Tanwir.ID Kanal Tafsir Mencerahkan

Perubahan Awal Waktu Shubuh, Warga Muhammadiyah Diminta Mematuhinya

Sriyatin

Muhammadiyah telah memutuskan awal waktu Shubuh dengan ketinggian matahari -18 derajat. Melalui hasil Munas Tarjih ke-31 di Gresik, Muhammadiyah merubah jadwal waktu shubuh yang pada awalnya adalah ketinggian matahari-20 derajat. Perubahan kriteria awal waktu Shubuh di Indoensia ini sebenarnya bukan barang baru, kurang lebih 20 tahun jadwal waktu Shubuh ini sudah dipermasalahkan.

Penelitian-penelitian terbaru menunjukan bahwa waktu shalat Shubuh di Indonesia terlalu cepat.  Waktu yang sekarang digunakan yaitu -20 derajat, dinilai fajar sadiq belum terbit. Perubahan waktu Shubuh ini tentu menuai pertanyaan beragam di umat Islam terkhusus warga Muhammadiyah.

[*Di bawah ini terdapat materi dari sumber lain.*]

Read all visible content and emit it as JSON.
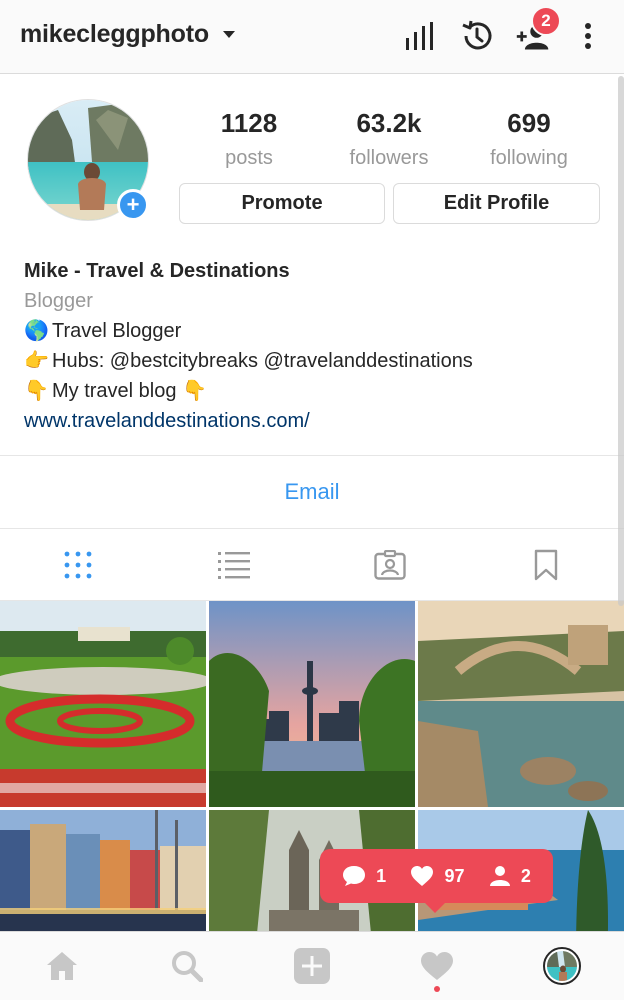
{
  "header": {
    "username": "mikecleggphoto",
    "notification_count": "2"
  },
  "stats": [
    {
      "value": "1128",
      "label": "posts"
    },
    {
      "value": "63.2k",
      "label": "followers"
    },
    {
      "value": "699",
      "label": "following"
    }
  ],
  "buttons": {
    "promote": "Promote",
    "edit_profile": "Edit Profile",
    "email": "Email"
  },
  "bio": {
    "name": "Mike - Travel & Destinations",
    "category": "Blogger",
    "line1": "Travel Blogger",
    "line2": "Hubs: @bestcitybreaks @travelanddestinations",
    "line3": "My travel blog",
    "link": "www.travelanddestinations.com/",
    "emoji_globe": "🌎",
    "emoji_point_right": "👉",
    "emoji_point_down": "👇"
  },
  "tabs": [
    "grid-icon",
    "list-icon",
    "tagged-icon",
    "saved-icon"
  ],
  "activity": {
    "comments": "1",
    "likes": "97",
    "follows": "2"
  },
  "colors": {
    "accent": "#3897f0",
    "badge": "#ed4956",
    "text": "#262626",
    "muted": "#999999",
    "link": "#003569"
  },
  "nav": [
    "home-icon",
    "search-icon",
    "add-post-icon",
    "activity-heart-icon",
    "profile-avatar"
  ]
}
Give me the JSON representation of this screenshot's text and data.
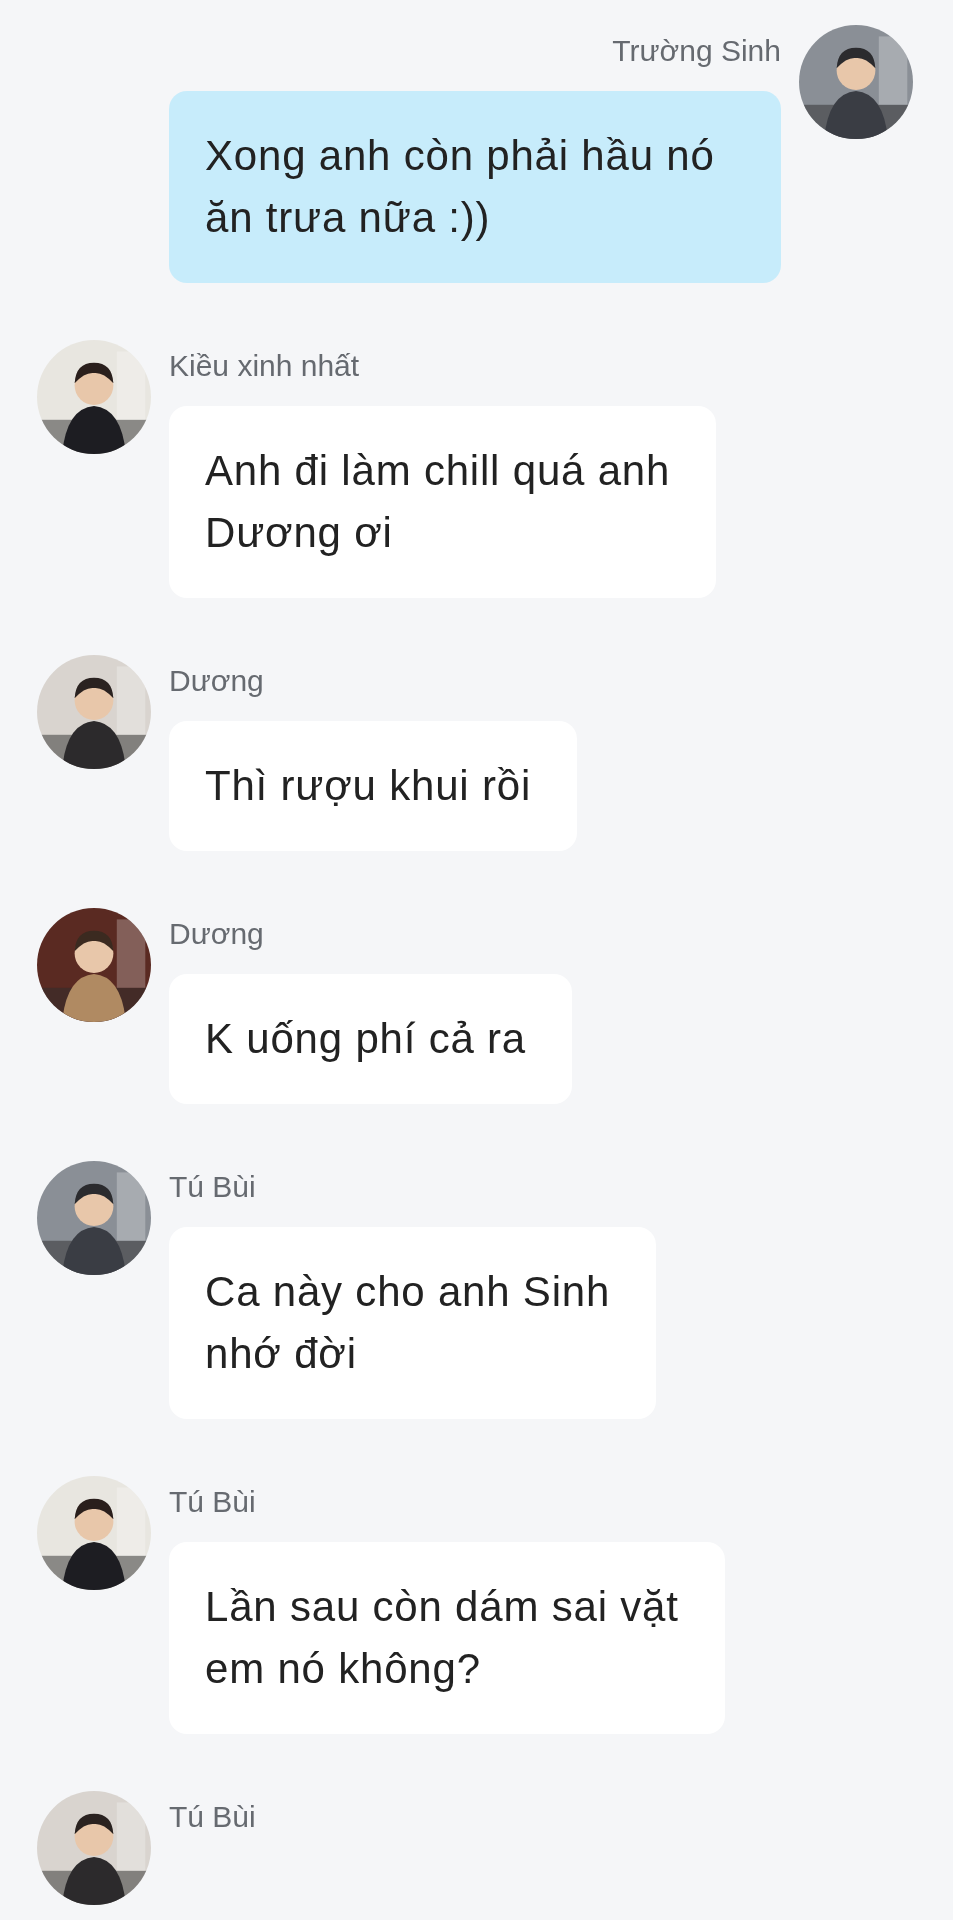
{
  "messages": [
    {
      "sender": "Trường Sinh",
      "own": true,
      "text": "Xong anh còn phải hầu nó\năn trưa nữa :))"
    },
    {
      "sender": "Kiều xinh nhất",
      "own": false,
      "text": "Anh đi làm chill quá anh\nDương ơi"
    },
    {
      "sender": "Dương",
      "own": false,
      "text": "Thì rượu khui rồi"
    },
    {
      "sender": "Dương",
      "own": false,
      "text": "K uống phí cả ra"
    },
    {
      "sender": "Tú Bùi",
      "own": false,
      "text": "Ca này cho anh Sinh\nnhớ đời"
    },
    {
      "sender": "Tú Bùi",
      "own": false,
      "text": "Lần sau còn dám sai vặt\nem nó không?"
    },
    {
      "sender": "Tú Bùi",
      "own": false
    }
  ]
}
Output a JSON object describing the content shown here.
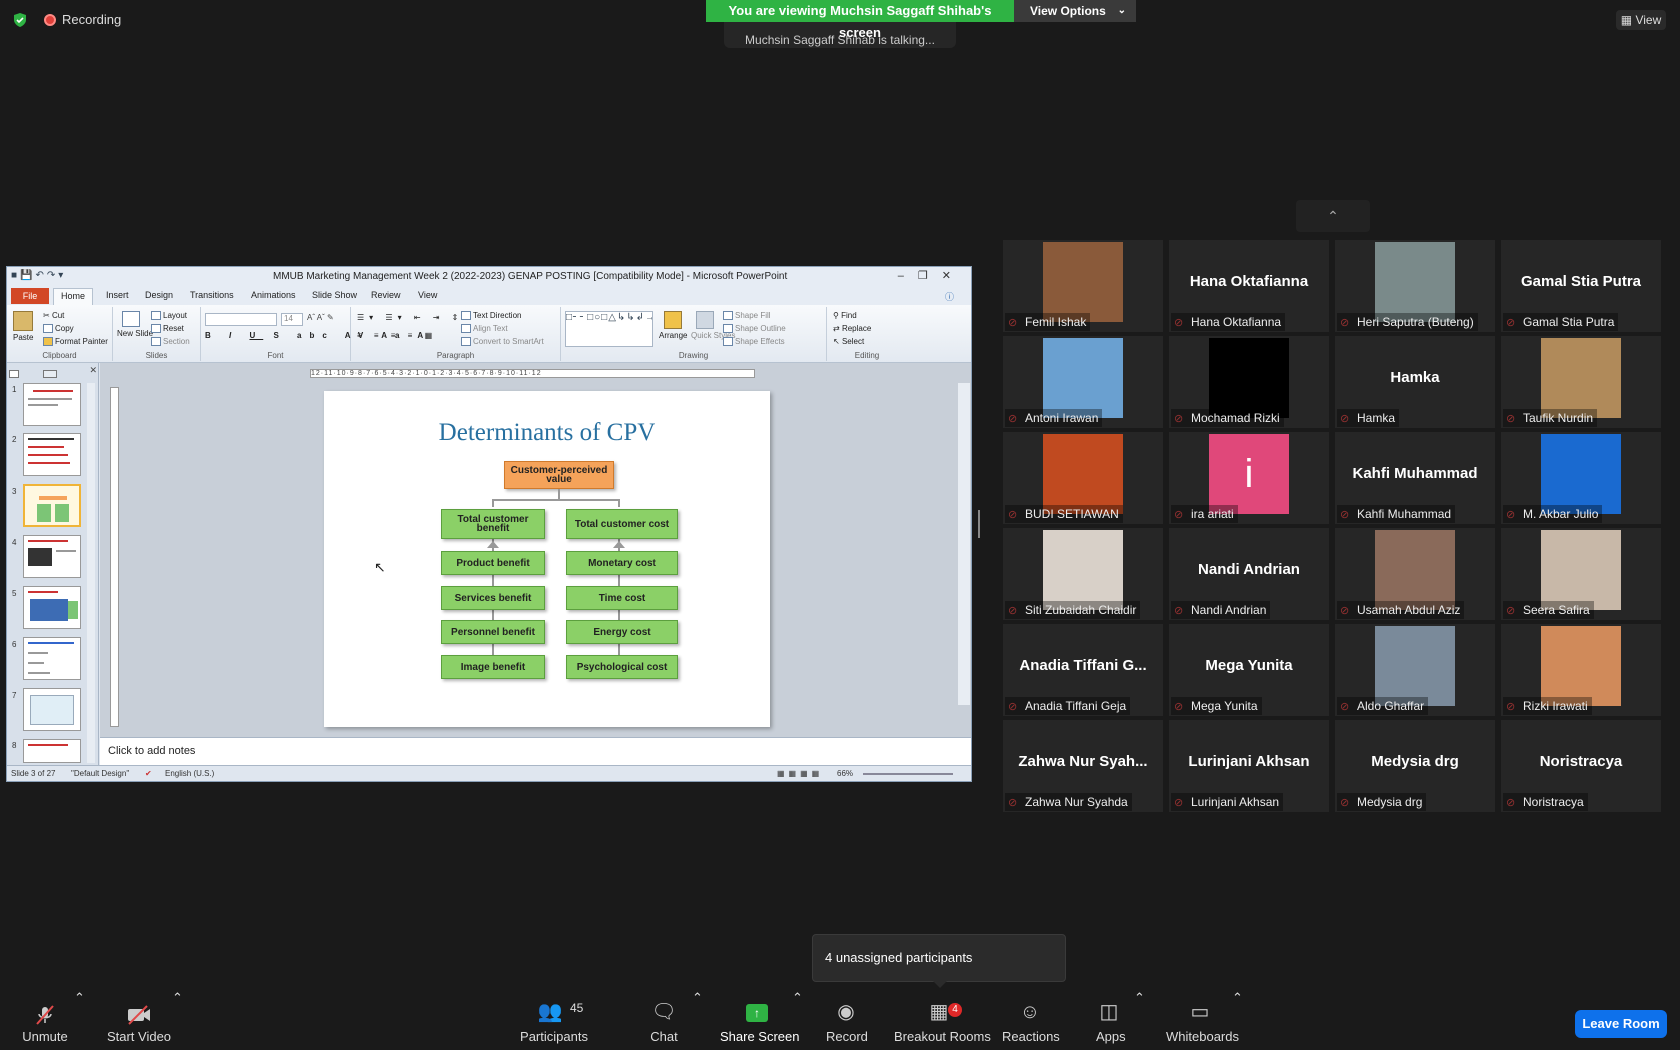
{
  "top": {
    "recording_label": "Recording",
    "viewing_banner": "You are viewing Muchsin Saggaff Shihab's screen",
    "view_options": "View Options",
    "talking": "Muchsin Saggaff Shihab is talking...",
    "view_button": "View"
  },
  "ppt": {
    "window_title": "MMUB Marketing Management Week 2 (2022-2023) GENAP POSTING [Compatibility Mode] - Microsoft PowerPoint",
    "tabs": [
      "File",
      "Home",
      "Insert",
      "Design",
      "Transitions",
      "Animations",
      "Slide Show",
      "Review",
      "View"
    ],
    "ribbon": {
      "paste": "Paste",
      "cut": "Cut",
      "copy": "Copy",
      "format_painter": "Format Painter",
      "clipboard": "Clipboard",
      "new_slide": "New Slide",
      "layout": "Layout",
      "reset": "Reset",
      "section": "Section",
      "slides": "Slides",
      "font_size": "14",
      "font": "Font",
      "text_direction": "Text Direction",
      "align_text": "Align Text",
      "convert_smartart": "Convert to SmartArt",
      "paragraph": "Paragraph",
      "arrange": "Arrange",
      "quick_styles": "Quick Styles",
      "shape_fill": "Shape Fill",
      "shape_outline": "Shape Outline",
      "shape_effects": "Shape Effects",
      "drawing": "Drawing",
      "find": "Find",
      "replace": "Replace",
      "select": "Select",
      "editing": "Editing"
    },
    "ruler_text": "12·11·10·9·8·7·6·5·4·3·2·1·0·1·2·3·4·5·6·7·8·9·10·11·12",
    "thumb_numbers": [
      "1",
      "2",
      "3",
      "4",
      "5",
      "6",
      "7",
      "8"
    ],
    "slide": {
      "title": "Determinants of CPV",
      "top_box": "Customer-perceived value",
      "left": [
        "Total customer benefit",
        "Product benefit",
        "Services benefit",
        "Personnel benefit",
        "Image benefit"
      ],
      "right": [
        "Total customer cost",
        "Monetary cost",
        "Time cost",
        "Energy cost",
        "Psychological cost"
      ]
    },
    "notes_placeholder": "Click to add notes",
    "status": {
      "slide": "Slide 3 of 27",
      "theme": "\"Default Design\"",
      "language": "English (U.S.)",
      "zoom": "66%"
    }
  },
  "participants": [
    {
      "name": "Femil Ishak",
      "display": "",
      "photo": "#8a5a3a"
    },
    {
      "name": "Hana Oktafianna",
      "display": "Hana Oktafianna",
      "photo": ""
    },
    {
      "name": "Heri Saputra (Buteng)",
      "display": "",
      "photo": "#7a8a8a"
    },
    {
      "name": "Gamal Stia Putra",
      "display": "Gamal Stia Putra",
      "photo": ""
    },
    {
      "name": "Antoni Irawan",
      "display": "",
      "photo": "#6aa0d0"
    },
    {
      "name": "Mochamad Rizki",
      "display": "",
      "photo": "#000000"
    },
    {
      "name": "Hamka",
      "display": "Hamka",
      "photo": ""
    },
    {
      "name": "Taufik Nurdin",
      "display": "",
      "photo": "#b08a5a"
    },
    {
      "name": "BUDI SETIAWAN",
      "display": "",
      "photo": "#c04a20"
    },
    {
      "name": "ira ariati",
      "display": "",
      "photo": "#e0487a",
      "initial": "i"
    },
    {
      "name": "Kahfi Muhammad",
      "display": "Kahfi Muhammad",
      "photo": ""
    },
    {
      "name": "M. Akbar Julio",
      "display": "",
      "photo": "#1a6ad0"
    },
    {
      "name": "Siti Zubaidah Chaidir",
      "display": "",
      "photo": "#d8d0c8"
    },
    {
      "name": "Nandi Andrian",
      "display": "Nandi Andrian",
      "photo": ""
    },
    {
      "name": "Usamah Abdul Aziz",
      "display": "",
      "photo": "#8a6a5a"
    },
    {
      "name": "Seera Safira",
      "display": "",
      "photo": "#c8b8a8"
    },
    {
      "name": "Anadia Tiffani Geja",
      "display": "Anadia Tiffani G...",
      "photo": ""
    },
    {
      "name": "Mega Yunita",
      "display": "Mega Yunita",
      "photo": ""
    },
    {
      "name": "Aldo Ghaffar",
      "display": "",
      "photo": "#7a8a9a"
    },
    {
      "name": "Rizki Irawati",
      "display": "",
      "photo": "#d08a5a"
    },
    {
      "name": "Zahwa Nur Syahda",
      "display": "Zahwa Nur Syah...",
      "photo": ""
    },
    {
      "name": "Lurinjani Akhsan",
      "display": "Lurinjani Akhsan",
      "photo": ""
    },
    {
      "name": "Medysia drg",
      "display": "Medysia drg",
      "photo": ""
    },
    {
      "name": "Noristracya",
      "display": "Noristracya",
      "photo": ""
    }
  ],
  "toast": "4 unassigned participants",
  "toolbar": {
    "unmute": "Unmute",
    "start_video": "Start Video",
    "participants": "Participants",
    "participants_count": "45",
    "chat": "Chat",
    "share_screen": "Share Screen",
    "record": "Record",
    "breakout_rooms": "Breakout Rooms",
    "breakout_badge": "4",
    "reactions": "Reactions",
    "apps": "Apps",
    "whiteboards": "Whiteboards",
    "leave_room": "Leave Room"
  },
  "colors": {
    "banner_green": "#2fb344",
    "leave_blue": "#0e71eb",
    "muted_red": "#e04a4a"
  }
}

Sebenarnya bagaimana konsekuensinya bagi warga Muhammadiyah terhadap keputusan perubahan awal waktu Shubuh ini?

Pertanyaan tersebut telah dijelaskan oleh Dr. H. Sriyatin Shodiq, M.Ag, M.H mengenai perubahan awal waktu Shalat Shubuh oleh Muhammadiyah dan konsekuensinya bagi warga persyarikatan. Melalui pengajian tarjih edisi 123 secara online dengan tema “Kriteria Awal Waktu Shubuh/Fajar, Perubahan dan Konsekuensinya” (24/3/21).

Perubahan -20 Derajat ke -18 Derajat

Awal mula pengkoreksian waktu awal Shubuh untuk dikaji ulang adalah majalah Qiblati dan buku korelsi awal waktu Shubuh tahun 2010.  Dari hasil foto-foto penelitian di Bromo-Jawa Timur tahun 2003, majalah Qiblati mengirim surat kepada Menteri Agama RI pada tahun  2009 dan 2010 yang meminta kriteria awal waktu Shubuh untuk dikaji ulang. 

Kemudian terus berkembang dari banyak musyawarah-musyarah yang dilakukan badan hisab dan rukyat di Indonesia, pengkoreksian terus dilakukan masih mempertahankan -20 derajar pada tahun 2018. Di Muhammadiyah pembahasan pengkoreksian ulang terjadi pada Munas ke-27 di Malang, namun peserta Munas masih belum sepakat kriteria awal Shubuh dari ketinggian matahari -20 derajat menjadi -18 derajat.

Baca Juga  Tahlili Cum Maudu’i: Gagasan Metode Penyajian Tafsir at-Tanwir

Dalam rentang 10 tahun dari Munas Tarjih ke-27 tahun 2010 di Malang sampai Munas Tarjih ke-31 tahun 2020 di Gresik, Muhammadiyah terus mengkaji ulang awal waktu Shubuh. MTT PP Muhammadiyah menunjuk 3 perguruan tinggi Muhammadiyah yaitu ISRN-UHAMKA Jakarta, Pastron-UAD Yogyakarta dan OIF-UMSU Medan yang hasilnya derajat tinggi matahari antara -16 derajat sampai -18 derajat.

“Hasil ketiga perguruan tinggi yang telah ditunjuk tersebut tidak menghasilkan ketinggian -20 derajat , tetapi justru lebih rendah dari pada itu. Kemudian dari berbagai pendapat dan para ulama yang diambil, disimpulkan bahwa ketinggian matahari -18 derajat di bawah ufuk ”, jelas Sriyatin .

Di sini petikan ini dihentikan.